The titular critters are actually a peace-loving bunch that venture out at night to go through the debris left behind by the human inhabitants of Cheesebridge and cart bits and pieces back to their subterranean cave, using them to build their communal space or merely keeping them as souvenirs. But they’ve been made terrifying to the residents above because of a rumor that they abducted the son of the town’s most productive inventor Herbert Trubshaw (Simon Pegg), who disappeared along with the boy, and have designs on the rest of the burg’s children. The misplaced fear of the creatures has been fed by snarling Archibald Snatcher (voiced by Ben Kingsley) to extract a pledge from dotty Lord Portley-Rind (Jared Harris), the leader of the town’s white-hat-wearing aristocrats who spend their days sniffing and sampling the finest of cheeses: if Snatcher clears Cheesebridge of the trolls, he’ll be rewarded with a white hat of his own, and entrance into the prestigious inner sanctum of the tasting-room.

So Snatcher has assembled a group of minions—led by Mr. Trout (Nick Frost) and Mr. Pickle (Richard Ayoade)—to capture all the boxtrolls during their nighttime excursions above ground. Their work is proceeding nicely until a boy the trolls adopted—called Eggs from the box he wears and voiced by Isaac Hempstead Wright—falls in with Lord Portly-Rind’s self-confident daughter Winnifred (Elle Fanning) to save the critters and keep Snatcher from taking control of the town. The actual identity of Eggs, and of the crazed prisoner Snatcher keeps locked up in a deep dungeon, will come as no surprise; nor will the outcome of the final confrontation in which Snatcher demands his promised compensation from Winnifred’s father as he sits atop a huge belching machine with a hostage dangling from its claw-like appendage.

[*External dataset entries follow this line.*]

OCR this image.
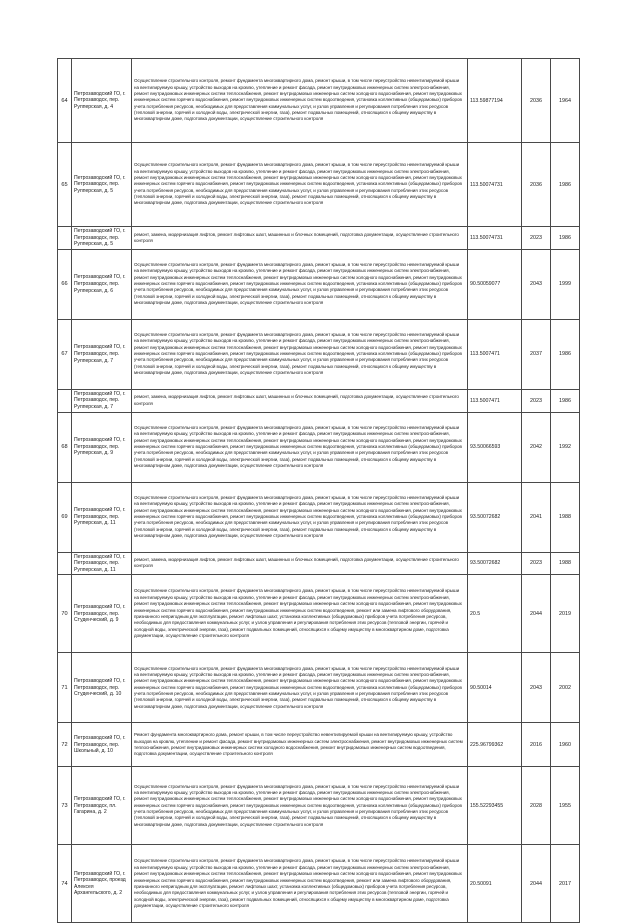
64	Петрозаводский ГО, г. Петрозаводск, пер. Рупперская, д. 4	Осуществление строительного контроля, ремонт фундамента многоквартирного дома, ремонт крыши, в том числе переустройство невентилируемой крыши на вентилируемую крышу, устройство выходов на кровлю, утепление и ремонт фасада, ремонт внутридомовых инженерных систем электроснабжения, ремонт внутридомовых инженерных систем теплоснабжения, ремонт внутридомовых инженерных систем холодного водоснабжения, ремонт внутридомовых инженерных систем горячего водоснабжения, ремонт внутридомовых инженерных систем водоотведения, установка коллективных (общедомовых) приборов учета потребления ресурсов, необходимых для предоставления коммунальных услуг, и узлов управления и регулирования потребления этих ресурсов (тепловой энергии, горячей и холодной воды, электрической энергии, газа), ремонт подвальных помещений, относящихся к общему имуществу в многоквартирном доме, подготовка документации, осуществление строительного контроля	113.59877194	2036	1964
65	Петрозаводский ГО, г. Петрозаводск, пер. Рупперская, д. 5	Осуществление строительного контроля, ремонт фундамента многоквартирного дома, ремонт крыши, в том числе переустройство невентилируемой крыши на вентилируемую крышу, устройство выходов на кровлю, утепление и ремонт фасада, ремонт внутридомовых инженерных систем электроснабжения, ремонт внутридомовых инженерных систем теплоснабжения, ремонт внутридомовых инженерных систем холодного водоснабжения, ремонт внутридомовых инженерных систем горячего водоснабжения, ремонт внутридомовых инженерных систем водоотведения, установка коллективных (общедомовых) приборов учета потребления ресурсов, необходимых для предоставления коммунальных услуг, и узлов управления и регулирования потребления этих ресурсов (тепловой энергии, горячей и холодной воды, электрической энергии, газа), ремонт подвальных помещений, относящихся к общему имуществу в многоквартирном доме, подготовка документации, осуществление строительного контроля	113.50074731	2036	1986
	Петрозаводский ГО, г. Петрозаводск, пер. Рупперская, д. 5	ремонт, замена, модернизация лифтов, ремонт лифтовых шахт, машинных и блочных помещений, подготовка документации, осуществление строительного контроля	113.50074731	2023	1986
66	Петрозаводский ГО, г. Петрозаводск, пер. Рупперская, д. 6	Осуществление строительного контроля, ремонт фундамента многоквартирного дома, ремонт крыши, в том числе переустройство невентилируемой крыши на вентилируемую крышу, устройство выходов на кровлю, утепление и ремонт фасада, ремонт внутридомовых инженерных систем электроснабжения, ремонт внутридомовых инженерных систем теплоснабжения, ремонт внутридомовых инженерных систем холодного водоснабжения, ремонт внутридомовых инженерных систем горячего водоснабжения, ремонт внутридомовых инженерных систем водоотведения, установка коллективных (общедомовых) приборов учета потребления ресурсов, необходимых для предоставления коммунальных услуг, и узлов управления и регулирования потребления этих ресурсов (тепловой энергии, горячей и холодной воды, электрической энергии, газа), ремонт подвальных помещений, относящихся к общему имуществу в многоквартирном доме, подготовка документации, осуществление строительного контроля	90.50059077	2043	1999
67	Петрозаводский ГО, г. Петрозаводск, пер. Рупперская, д. 7	Осуществление строительного контроля, ремонт фундамента многоквартирного дома, ремонт крыши, в том числе переустройство невентилируемой крыши на вентилируемую крышу, устройство выходов на кровлю, утепление и ремонт фасада, ремонт внутридомовых инженерных систем электроснабжения, ремонт внутридомовых инженерных систем теплоснабжения, ремонт внутридомовых инженерных систем холодного водоснабжения, ремонт внутридомовых инженерных систем горячего водоснабжения, ремонт внутридомовых инженерных систем водоотведения, установка коллективных (общедомовых) приборов учета потребления ресурсов, необходимых для предоставления коммунальных услуг, и узлов управления и регулирования потребления этих ресурсов (тепловой энергии, горячей и холодной воды, электрической энергии, газа), ремонт подвальных помещений, относящихся к общему имуществу в многоквартирном доме, подготовка документации, осуществление строительного контроля	113.5007471	2037	1986
	Петрозаводский ГО, г. Петрозаводск, пер. Рупперская, д. 7	ремонт, замена, модернизация лифтов, ремонт лифтовых шахт, машинных и блочных помещений, подготовка документации, осуществление строительного контроля	113.5007471	2023	1986
68	Петрозаводский ГО, г. Петрозаводск, пер. Рупперская, д. 9	Осуществление строительного контроля, ремонт фундамента многоквартирного дома, ремонт крыши, в том числе переустройство невентилируемой крыши на вентилируемую крышу, устройство выходов на кровлю, утепление и ремонт фасада, ремонт внутридомовых инженерных систем электроснабжения, ремонт внутридомовых инженерных систем теплоснабжения, ремонт внутридомовых инженерных систем холодного водоснабжения, ремонт внутридомовых инженерных систем горячего водоснабжения, ремонт внутридомовых инженерных систем водоотведения, установка коллективных (общедомовых) приборов учета потребления ресурсов, необходимых для предоставления коммунальных услуг, и узлов управления и регулирования потребления этих ресурсов (тепловой энергии, горячей и холодной воды, электрической энергии, газа), ремонт подвальных помещений, относящихся к общему имуществу в многоквартирном доме, подготовка документации, осуществление строительного контроля	93.50066593	2042	1992
69	Петрозаводский ГО, г. Петрозаводск, пер. Рупперская, д. 11	Осуществление строительного контроля, ремонт фундамента многоквартирного дома, ремонт крыши, в том числе переустройство невентилируемой крыши на вентилируемую крышу, устройство выходов на кровлю, утепление и ремонт фасада, ремонт внутридомовых инженерных систем электроснабжения, ремонт внутридомовых инженерных систем теплоснабжения, ремонт внутридомовых инженерных систем холодного водоснабжения, ремонт внутридомовых инженерных систем горячего водоснабжения, ремонт внутридомовых инженерных систем водоотведения, установка коллективных (общедомовых) приборов учета потребления ресурсов, необходимых для предоставления коммунальных услуг, и узлов управления и регулирования потребления этих ресурсов (тепловой энергии, горячей и холодной воды, электрической энергии, газа), ремонт подвальных помещений, относящихся к общему имуществу в многоквартирном доме, подготовка документации, осуществление строительного контроля	93.50072682	2041	1988
	Петрозаводский ГО, г. Петрозаводск, пер. Рупперская, д. 11	ремонт, замена, модернизация лифтов, ремонт лифтовых шахт, машинных и блочных помещений, подготовка документации, осуществление строительного контроля	93.50072682	2023	1988
70	Петрозаводский ГО, г. Петрозаводск, пер. Студенческий, д. 9	Осуществление строительного контроля, ремонт фундамента многоквартирного дома, ремонт крыши, в том числе переустройство невентилируемой крыши на вентилируемую крышу, устройство выходов на кровлю, утепление и ремонт фасада, ремонт внутридомовых инженерных систем электроснабжения, ремонт внутридомовых инженерных систем теплоснабжения, ремонт внутридомовых инженерных систем холодного водоснабжения, ремонт внутридомовых инженерных систем горячего водоснабжения, ремонт внутридомовых инженерных систем водоотведения, ремонт или замена лифтового оборудования, признанного непригодным для эксплуатации, ремонт лифтовых шахт, установка коллективных (общедомовых) приборов учета потребления ресурсов, необходимых для предоставления коммунальных услуг, и узлов управления и регулирования потребления этих ресурсов (тепловой энергии, горячей и холодной воды, электрической энергии, газа), ремонт подвальных помещений, относящихся к общему имуществу в многоквартирном доме, подготовка документации, осуществление строительного контроля	20.5	2044	2019
71	Петрозаводский ГО, г. Петрозаводск, пер. Студенческий, д. 10	Осуществление строительного контроля, ремонт фундамента многоквартирного дома, ремонт крыши, в том числе переустройство невентилируемой крыши на вентилируемую крышу, устройство выходов на кровлю, утепление и ремонт фасада, ремонт внутридомовых инженерных систем электроснабжения, ремонт внутридомовых инженерных систем теплоснабжения, ремонт внутридомовых инженерных систем холодного водоснабжения, ремонт внутридомовых инженерных систем горячего водоснабжения, ремонт внутридомовых инженерных систем водоотведения, установка коллективных (общедомовых) приборов учета потребления ресурсов, необходимых для предоставления коммунальных услуг, и узлов управления и регулирования потребления этих ресурсов (тепловой энергии, горячей и холодной воды, электрической энергии, газа), ремонт подвальных помещений, относящихся к общему имуществу в многоквартирном доме, подготовка документации, осуществление строительного контроля	90.50014	2043	2002
72	Петрозаводский ГО, г. Петрозаводск, пер. Школьный, д. 10	Ремонт фундамента многоквартирного дома, ремонт крыши, в том числе переустройство невентилируемой крыши на вентилируемую крышу, устройство выходов на кровлю, утепление и ремонт фасада, ремонт внутридомовых инженерных систем электроснабжения, ремонт внутридомовых инженерных систем теплоснабжения, ремонт внутридомовых инженерных систем холодного водоснабжения, ремонт внутридомовых инженерных систем водоотведения, подготовка документации, осуществление строительного контроля	225.96799362	2016	1960
73	Петрозаводский ГО, г. Петрозаводск, пл. Гагарина, д. 2	Осуществление строительного контроля, ремонт фундамента многоквартирного дома, ремонт крыши, в том числе переустройство невентилируемой крыши на вентилируемую крышу, устройство выходов на кровлю, утепление и ремонт фасада, ремонт внутридомовых инженерных систем электроснабжения, ремонт внутридомовых инженерных систем теплоснабжения, ремонт внутридомовых инженерных систем холодного водоснабжения, ремонт внутридомовых инженерных систем горячего водоснабжения, ремонт внутридомовых инженерных систем водоотведения, установка коллективных (общедомовых) приборов учета потребления ресурсов, необходимых для предоставления коммунальных услуг, и узлов управления и регулирования потребления этих ресурсов (тепловой энергии, горячей и холодной воды, электрической энергии, газа), ремонт подвальных помещений, относящихся к общему имуществу в многоквартирном доме, подготовка документации, осуществление строительного контроля	155.52293455	2028	1955
74	Петрозаводский ГО, г. Петрозаводск, проезд Алексея Архангельского, д. 2	Осуществление строительного контроля, ремонт фундамента многоквартирного дома, ремонт крыши, в том числе переустройство невентилируемой крыши на вентилируемую крышу, устройство выходов на кровлю, утепление и ремонт фасада, ремонт внутридомовых инженерных систем электроснабжения, ремонт внутридомовых инженерных систем теплоснабжения, ремонт внутридомовых инженерных систем холодного водоснабжения, ремонт внутридомовых инженерных систем горячего водоснабжения, ремонт внутридомовых инженерных систем водоотведения, ремонт или замена лифтового оборудования, признанного непригодным для эксплуатации, ремонт лифтовых шахт, установка коллективных (общедомовых) приборов учета потребления ресурсов, необходимых для предоставления коммунальных услуг, и узлов управления и регулирования потребления этих ресурсов (тепловой энергии, горячей и холодной воды, электрической энергии, газа), ремонт подвальных помещений, относящихся к общему имуществу в многоквартирном доме, подготовка документации, осуществление строительного контроля	20.50091	2044	2017
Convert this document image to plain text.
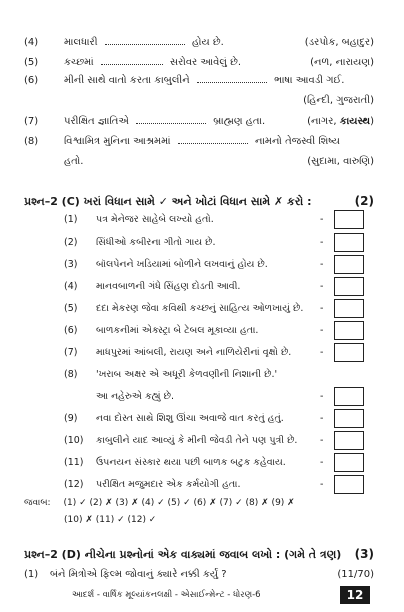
(4)	માલધારી	હોય છે.	(ડરપોક, બહાદુર)
(5)	કચ્છમાં	સરોવર આવેલું છે.	(નળ, નારાયણ)
(6)	મીની સાથે વાતો કરતા કાબુલીને	ભાષા આવડી ગઈ.
(હિન્દી, ગુજરાતી)
(7)	પરીક્ષિત જ્ઞાતિએ	બ્રાહ્મણ હતા.	(નાગર, કાયસ્થ)
(8)	વિશ્વામિત્ર મુનિના આશ્રમમાં	નામનો તેજસ્વી શિષ્ય
હતો.	(સુદામા, વારુણિ)
પ્રશ્ન–2 (C) ખરાં વિધાન સામે ✓ અને ખોટાં વિધાન સામે ✗ કરો :	(2)
(1) પત્ર મેનેજર સાહેબે લખ્યો હતો.	-
(2) સિંધીઓ કબીરના ગીતો ગાય છે.	-
(3) બૉલપેનને ખડિયામાં બોળીને લખવાનું હોય છે.	-
(4) માનવબાળની ગંધે સિંહણ દોડતી આવી.	-
(5) દદા મેકરણ જેવા કવિથી કચ્છનું સાહિત્ય ઓળખાયું છે. -
(6) બાળકનીમાં એક્સ્ટ્રા બે ટેબલ મૂકાવ્યા હતા.	-
(7) માધપુરમાં આંબલી, રાયણ અને નાળિયેરીનાં વૃક્ષો છે.	-
(8) 'ખરાબ અક્ષર એ અધૂરી કેળવણીની નિશાની છે.'
આ નહેરુએ કહ્યું છે.	-
(9) નવા દોસ્ત સાથે શિશુ ઊંચા અવાજે વાત કરતું હતું.	-
(10) કાબુલીને યાદ આવ્યું કે મીની જેવડી તેને પણ પુત્રી છે. -
(11) ઉપનયન સંસ્કાર થયા પછી બાળક બટુક કહેવાય.	-
(12) પરીક્ષિત મજુમદાર એક કર્મયોગી હતા.	-
જવાબ: (1) ✓ (2) ✗ (3) ✗ (4) ✓ (5) ✓ (6) ✗ (7) ✓ (8) ✗ (9) ✗
(10) ✗ (11) ✓ (12) ✓
પ્રશ્ન–2 (D) નીચેના પ્રશ્નોનાં એક વાક્યમાં જવાબ લખો : (ગમે તે ત્રણ) (3)
(1) બંને મિત્રોએ ફિલ્મ જોવાનું ક્યારે નક્કી કર્યું ?	(11/70)
આદર્શ - વાર્ષિક મૂલ્યાંકનલક્ષી - એસાઈન્મેન્ટ - ધોરણ-6	12
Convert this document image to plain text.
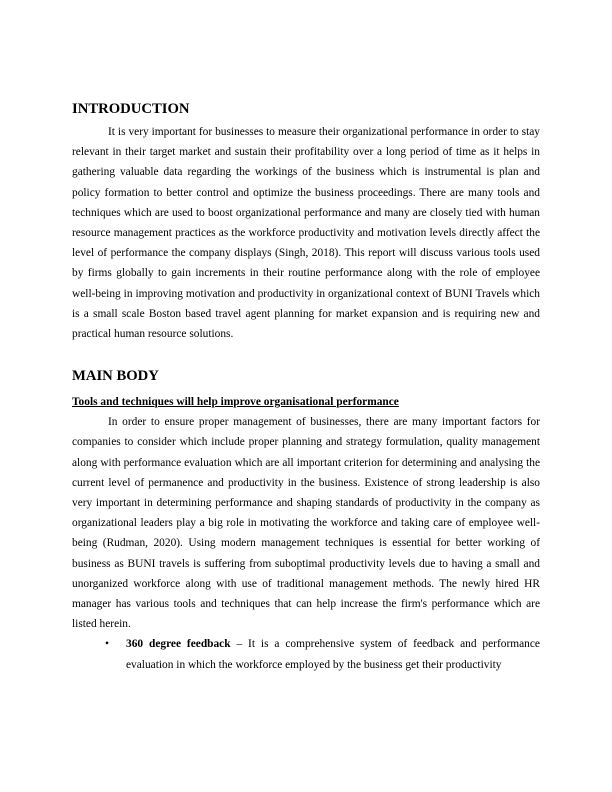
INTRODUCTION

It is very important for businesses to measure their organizational performance in order to stay relevant in their target market and sustain their profitability over a long period of time as it helps in gathering valuable data regarding the workings of the business which is instrumental is plan and policy formation to better control and optimize the business proceedings. There are many tools and techniques which are used to boost organizational performance and many are closely tied with human resource management practices as the workforce productivity and motivation levels directly affect the level of performance the company displays (Singh, 2018). This report will discuss various tools used by firms globally to gain increments in their routine performance along with the role of employee well-being in improving motivation and productivity in organizational context of BUNI Travels which is a small scale Boston based travel agent planning for market expansion and is requiring new and practical human resource solutions.

MAIN BODY
Tools and techniques will help improve organisational performance

In order to ensure proper management of businesses, there are many important factors for companies to consider which include proper planning and strategy formulation, quality management along with performance evaluation which are all important criterion for determining and analysing the current level of permanence and productivity in the business. Existence of strong leadership is also very important in determining performance and shaping standards of productivity in the company as organizational leaders play a big role in motivating the workforce and taking care of employee well-being (Rudman, 2020). Using modern management techniques is essential for better working of business as BUNI travels is suffering from suboptimal productivity levels due to having a small and unorganized workforce along with use of traditional management methods. The newly hired HR manager has various tools and techniques that can help increase the firm's performance which are listed herein.

• 360 degree feedback – It is a comprehensive system of feedback and performance evaluation in which the workforce employed by the business get their productivity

The stop-motion animation of “The Boxtrolls,” complemented by the 3D format, is almost willful in its avoidance of cuteness in the physical portrayal of its characters. That’s to be expected of Snatcher, who’s depicted as a Dickensian villain ratcheted up several levels. (In another veddy British touch, he appears at one point as Madame Frou Frou, one of the town’s most beloved hags, and looks even worse in drag.) But it’s more unusual in the case of the trolls, who have none of the smoothly likable look of Shrek, and of Eggs, a gawky lad with a twisty mouth, and Winnifred, whose angular face isn’t all that inviting. Even the backgrounds have a distinctly unlovely look to them—not only the interior of Snatcher’s factory and the trolls’ underground lair but the dank streets of Cheesebridge. Frankly the semi-grotesquerie might frighten some smaller children, particularly in the scenes when Snatcher, determined to prepare himself for his ascent to the role of white hat despite a terrible allergic reaction to cheese, bursts out in hideously bulbous pustules. (On the other hand, kids nowadays seem to enjoy this sort of stuff, so maybe they’ll be clapping in glee as their parents turn away.)

But the distinctive look of the movie complements its equally unusual tone, which opts only infrequently for belly-laughs and instead courts amused giggles from the wry witticisms voiced almost sotto-voce by the likes of Frost and Ayoade. Kingsley of course shouts to the rafters as Snatcher (and brings a nice falsetto whine to Frou-Frou), but Harris is far more restrained, oozing absurd hauteur as the dreamily dim-witted Portly-Rind. Youngsters Wright and Fanning are agreeable enough, especially in the party scene in which she attempts to introduce the lad to proper human society, but one must wonder at the waste of Toni Collette, who’s stuck in what amounts to little more than a cameo as Lady Portly-Rind.

“The Boxtrolls” demonstrates that Laika refuses to get stuck in a rut even if, like its two predecessors, it’s centered on children who serve to bridge the gap between the human world and another which it fears. Its very British blend of humor and horror might not go down well with American audiences who are used to something more generically comic. But animation connoisseurs will doubtlessly take to it as enthusiastically as they did the earlier films. And they should definitely stay through the closing credits, which feature some of the script’s cleverest moments, including a delicious final gag that blends in a brief glimpse of the “real” world.